Publicity and promotion
Hollywood stars usually left their publicity and promotion to the studios that employed them, but Smiley Burnette took charge of his promotion personally. He was highly aware of his box-office value and shrewdly merchandised his name and likeness. He organized a national Smiley Burnette Fan Club, aimed mostly at the juvenile audience, and sold autographed photos and souvenirs to club members. He made additional money by making personal appearances at theaters showing his films. Burnette’s base of operations was Springfield, Missouri, where he produced and hosted a nationally syndicated 15-minute radio program, The Smiley Burnette Show, through RadiOzark Enterprises.
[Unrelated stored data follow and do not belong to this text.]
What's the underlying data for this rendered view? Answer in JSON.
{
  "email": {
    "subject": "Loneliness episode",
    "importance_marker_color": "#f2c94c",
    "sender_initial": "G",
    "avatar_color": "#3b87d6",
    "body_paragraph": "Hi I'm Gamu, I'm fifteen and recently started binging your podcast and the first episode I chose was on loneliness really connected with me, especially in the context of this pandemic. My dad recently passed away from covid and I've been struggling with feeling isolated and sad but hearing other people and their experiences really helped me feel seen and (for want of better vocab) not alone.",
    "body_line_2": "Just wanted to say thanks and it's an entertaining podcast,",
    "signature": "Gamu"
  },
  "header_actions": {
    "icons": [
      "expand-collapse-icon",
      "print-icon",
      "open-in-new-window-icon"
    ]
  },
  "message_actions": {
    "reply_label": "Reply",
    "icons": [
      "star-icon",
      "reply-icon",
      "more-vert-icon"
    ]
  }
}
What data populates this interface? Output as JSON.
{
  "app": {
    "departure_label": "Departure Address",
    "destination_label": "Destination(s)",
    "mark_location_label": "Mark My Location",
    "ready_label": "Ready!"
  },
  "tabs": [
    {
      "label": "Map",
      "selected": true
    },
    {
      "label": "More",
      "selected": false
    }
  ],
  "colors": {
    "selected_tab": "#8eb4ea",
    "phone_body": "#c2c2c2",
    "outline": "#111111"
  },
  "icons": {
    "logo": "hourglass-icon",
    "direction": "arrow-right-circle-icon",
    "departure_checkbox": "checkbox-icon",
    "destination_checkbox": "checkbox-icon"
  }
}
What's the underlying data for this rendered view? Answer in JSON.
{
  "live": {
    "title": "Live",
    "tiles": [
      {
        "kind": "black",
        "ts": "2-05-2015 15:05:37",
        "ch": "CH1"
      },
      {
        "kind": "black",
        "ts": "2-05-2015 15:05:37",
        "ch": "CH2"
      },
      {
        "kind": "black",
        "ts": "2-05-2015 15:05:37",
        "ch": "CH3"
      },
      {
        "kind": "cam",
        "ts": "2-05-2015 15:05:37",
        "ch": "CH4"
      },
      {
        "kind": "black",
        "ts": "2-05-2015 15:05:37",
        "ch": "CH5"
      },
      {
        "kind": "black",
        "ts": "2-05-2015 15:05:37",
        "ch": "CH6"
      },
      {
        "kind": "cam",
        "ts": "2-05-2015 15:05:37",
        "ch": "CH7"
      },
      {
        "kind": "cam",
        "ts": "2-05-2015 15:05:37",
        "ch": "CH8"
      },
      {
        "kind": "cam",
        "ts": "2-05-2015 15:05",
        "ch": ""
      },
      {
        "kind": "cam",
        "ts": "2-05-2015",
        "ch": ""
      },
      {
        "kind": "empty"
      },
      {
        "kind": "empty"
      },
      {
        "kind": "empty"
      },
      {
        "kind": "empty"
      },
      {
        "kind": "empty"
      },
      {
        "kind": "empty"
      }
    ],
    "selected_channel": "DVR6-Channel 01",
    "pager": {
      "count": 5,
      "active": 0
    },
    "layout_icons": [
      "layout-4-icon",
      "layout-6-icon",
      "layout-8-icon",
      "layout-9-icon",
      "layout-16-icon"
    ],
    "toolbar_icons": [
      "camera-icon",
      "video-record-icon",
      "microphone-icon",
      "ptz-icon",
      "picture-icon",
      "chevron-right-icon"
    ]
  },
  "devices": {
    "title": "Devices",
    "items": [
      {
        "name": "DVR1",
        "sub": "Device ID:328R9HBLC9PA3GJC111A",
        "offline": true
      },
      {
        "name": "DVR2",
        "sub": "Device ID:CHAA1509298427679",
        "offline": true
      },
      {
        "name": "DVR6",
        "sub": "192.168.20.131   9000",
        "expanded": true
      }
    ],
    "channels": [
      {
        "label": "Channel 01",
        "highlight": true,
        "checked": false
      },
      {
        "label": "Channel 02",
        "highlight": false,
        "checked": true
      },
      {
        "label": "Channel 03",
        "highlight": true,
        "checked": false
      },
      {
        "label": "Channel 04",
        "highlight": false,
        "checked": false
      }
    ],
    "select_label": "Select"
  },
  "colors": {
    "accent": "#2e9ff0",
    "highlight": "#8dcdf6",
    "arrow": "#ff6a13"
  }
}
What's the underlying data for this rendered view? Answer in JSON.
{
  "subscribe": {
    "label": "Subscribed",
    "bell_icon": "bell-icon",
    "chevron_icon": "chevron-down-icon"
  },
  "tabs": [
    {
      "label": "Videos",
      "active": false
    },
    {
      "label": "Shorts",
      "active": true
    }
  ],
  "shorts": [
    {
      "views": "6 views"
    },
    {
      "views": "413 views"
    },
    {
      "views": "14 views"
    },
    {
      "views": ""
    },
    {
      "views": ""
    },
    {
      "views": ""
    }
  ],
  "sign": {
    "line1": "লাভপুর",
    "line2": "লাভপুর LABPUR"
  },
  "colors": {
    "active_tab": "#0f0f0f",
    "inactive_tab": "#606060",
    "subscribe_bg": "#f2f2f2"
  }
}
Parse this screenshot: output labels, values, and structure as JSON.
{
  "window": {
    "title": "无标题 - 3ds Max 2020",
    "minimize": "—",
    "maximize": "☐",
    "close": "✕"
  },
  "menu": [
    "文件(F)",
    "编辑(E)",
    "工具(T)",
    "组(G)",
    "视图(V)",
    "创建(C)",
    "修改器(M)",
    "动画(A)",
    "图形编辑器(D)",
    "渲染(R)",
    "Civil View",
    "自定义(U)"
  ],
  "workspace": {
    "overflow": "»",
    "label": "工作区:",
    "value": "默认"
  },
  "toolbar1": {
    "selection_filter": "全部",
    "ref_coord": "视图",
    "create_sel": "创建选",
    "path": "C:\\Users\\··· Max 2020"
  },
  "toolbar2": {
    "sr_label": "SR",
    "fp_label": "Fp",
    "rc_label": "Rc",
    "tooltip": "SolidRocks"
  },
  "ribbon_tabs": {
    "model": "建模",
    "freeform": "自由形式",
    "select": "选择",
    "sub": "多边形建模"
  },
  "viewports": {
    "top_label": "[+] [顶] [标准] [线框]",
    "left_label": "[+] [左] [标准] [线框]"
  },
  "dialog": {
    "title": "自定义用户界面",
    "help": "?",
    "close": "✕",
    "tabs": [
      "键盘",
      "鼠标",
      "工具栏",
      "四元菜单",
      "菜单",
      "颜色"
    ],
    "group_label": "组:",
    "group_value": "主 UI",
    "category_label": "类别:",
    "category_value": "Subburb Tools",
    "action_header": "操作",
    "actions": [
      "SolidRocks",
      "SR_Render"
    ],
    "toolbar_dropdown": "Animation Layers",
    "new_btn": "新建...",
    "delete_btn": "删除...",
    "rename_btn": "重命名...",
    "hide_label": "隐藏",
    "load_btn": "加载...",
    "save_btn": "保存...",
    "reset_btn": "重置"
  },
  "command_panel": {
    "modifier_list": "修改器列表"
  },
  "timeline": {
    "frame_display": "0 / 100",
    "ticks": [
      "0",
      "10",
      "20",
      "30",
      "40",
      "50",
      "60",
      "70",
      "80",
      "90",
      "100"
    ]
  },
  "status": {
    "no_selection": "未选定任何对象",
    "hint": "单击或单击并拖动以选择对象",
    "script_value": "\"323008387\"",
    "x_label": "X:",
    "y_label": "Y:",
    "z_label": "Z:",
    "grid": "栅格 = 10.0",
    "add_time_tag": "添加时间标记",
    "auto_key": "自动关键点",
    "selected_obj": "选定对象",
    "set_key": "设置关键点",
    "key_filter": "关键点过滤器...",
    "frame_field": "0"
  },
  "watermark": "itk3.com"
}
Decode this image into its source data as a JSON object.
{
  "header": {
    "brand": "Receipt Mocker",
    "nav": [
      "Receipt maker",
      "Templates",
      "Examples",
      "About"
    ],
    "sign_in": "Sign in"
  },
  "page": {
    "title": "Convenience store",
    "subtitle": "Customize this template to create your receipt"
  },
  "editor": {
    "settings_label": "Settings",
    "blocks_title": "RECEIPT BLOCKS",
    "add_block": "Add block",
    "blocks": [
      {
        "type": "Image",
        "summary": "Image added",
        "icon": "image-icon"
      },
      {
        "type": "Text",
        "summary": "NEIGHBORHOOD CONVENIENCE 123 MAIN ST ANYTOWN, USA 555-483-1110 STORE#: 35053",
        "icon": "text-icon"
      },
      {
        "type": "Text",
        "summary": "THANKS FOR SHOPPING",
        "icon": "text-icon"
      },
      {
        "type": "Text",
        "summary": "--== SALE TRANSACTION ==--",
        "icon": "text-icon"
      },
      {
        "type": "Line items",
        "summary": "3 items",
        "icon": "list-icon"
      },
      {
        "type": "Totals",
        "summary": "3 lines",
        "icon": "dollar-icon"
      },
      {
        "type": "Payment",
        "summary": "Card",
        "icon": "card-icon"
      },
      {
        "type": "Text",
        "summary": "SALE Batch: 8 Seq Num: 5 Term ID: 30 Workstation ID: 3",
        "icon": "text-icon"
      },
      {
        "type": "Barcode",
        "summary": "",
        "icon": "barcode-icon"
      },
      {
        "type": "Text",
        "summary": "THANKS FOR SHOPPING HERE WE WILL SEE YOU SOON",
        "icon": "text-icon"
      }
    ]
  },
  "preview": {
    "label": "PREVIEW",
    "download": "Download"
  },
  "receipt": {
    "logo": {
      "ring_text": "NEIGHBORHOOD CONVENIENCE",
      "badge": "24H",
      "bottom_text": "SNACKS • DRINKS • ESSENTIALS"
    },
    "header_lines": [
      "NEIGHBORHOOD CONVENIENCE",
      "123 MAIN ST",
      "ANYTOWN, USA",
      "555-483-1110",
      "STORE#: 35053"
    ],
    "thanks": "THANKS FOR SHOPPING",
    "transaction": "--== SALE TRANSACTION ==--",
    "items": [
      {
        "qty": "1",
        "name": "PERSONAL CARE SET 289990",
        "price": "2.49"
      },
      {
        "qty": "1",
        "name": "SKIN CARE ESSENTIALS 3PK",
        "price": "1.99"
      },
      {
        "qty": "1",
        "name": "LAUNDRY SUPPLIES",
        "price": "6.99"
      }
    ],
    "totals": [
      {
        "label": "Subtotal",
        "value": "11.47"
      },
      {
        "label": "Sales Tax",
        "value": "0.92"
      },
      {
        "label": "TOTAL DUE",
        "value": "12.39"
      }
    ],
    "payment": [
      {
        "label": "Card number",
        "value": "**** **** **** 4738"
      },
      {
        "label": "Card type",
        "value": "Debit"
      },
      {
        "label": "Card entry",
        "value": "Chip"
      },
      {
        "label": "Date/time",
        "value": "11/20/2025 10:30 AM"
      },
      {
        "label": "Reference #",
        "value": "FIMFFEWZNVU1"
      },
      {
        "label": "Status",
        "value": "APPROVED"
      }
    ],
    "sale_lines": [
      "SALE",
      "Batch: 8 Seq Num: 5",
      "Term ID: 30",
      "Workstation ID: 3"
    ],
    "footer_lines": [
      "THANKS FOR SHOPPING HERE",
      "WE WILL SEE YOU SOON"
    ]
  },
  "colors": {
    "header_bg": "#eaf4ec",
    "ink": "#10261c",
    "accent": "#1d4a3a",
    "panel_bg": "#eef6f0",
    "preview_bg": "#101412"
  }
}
He also made regular appearances on ABC-TV’s Ozark Jubilee from Springfield.
Gene Autry retired from motion pictures in 1953, and other cowboy stars had either left the movies or were winding down their screen careers. With the studios no longer interested in making B Westerns, Burnette turned to broadcasting and made guest appearances on many country music radio and TV shows, including Louisiana Hayride, the Grand Ole Opry, and Ranch Party.
In early 1957, when quiz shows were popular, he filmed a pilot for a proposed ABC-TV series to originate from Springfield called Pig ‘N Poke, a quiz show with a country theme, although ABC did not buy the show.
Burnette enjoyed cooking, and in the 1950s, he opened a restaurant chain called The Checkered Shirt, the first of the A-frame drive-ins. The first location was in Orlando, Florida, and two locations still exist in California (Redding and Escondido), though they are no longer owned by the Burnette family.
As the 1960s began, Burnette continued to make personal appearances at drive-ins, fairs, hospitals, town squares, and rodeos. Among other venues, he once appeared with Dewey Brown and the Oklahoma Playboys at a Friday-night dance at Jump’s Roller Rink in Fairfax, Oklahoma.
In the mid 1960s, he portrayed railway engineer Charley Pratt on the CBS-TV programs Petticoat Junction (106 episodes) and Green Acres (seven episodes).
Just after filming wrapped for the fourth season of Petticoat Junction, Burnette became ill. On February 16, 1967, a month before his 56th birthday, he died in Encino, California, from leukemia and was interred in Forest Lawn Memorial Park in Hollywood Hills, California.
Burnette donated his original hat and shirt to the Cowboy Hall of Fame in Oklahoma City, Oklahoma, in 1962. In 1971, he was inducted posthumously into the Nashville Songwriters Hall of Fame.
For his contributions to the film industry, Burnette was inducted posthumously into the Hollywood Walk of Fame in 1986 with a motion pictures star located at 6125 Hollywood Boulevard. In 1998, he was inducted into the Western Music Association. On May 5, 2012, he was inducted into the Cowtown Society of Western Music Hall of Fame as a Hero.
Burnette is mentioned in the Statler Brothers’ 1973 country music hit “Whatever Happened to Randolph Scott?” (later the title of a 1994 Scott biography), which reached number 22 on the country chart.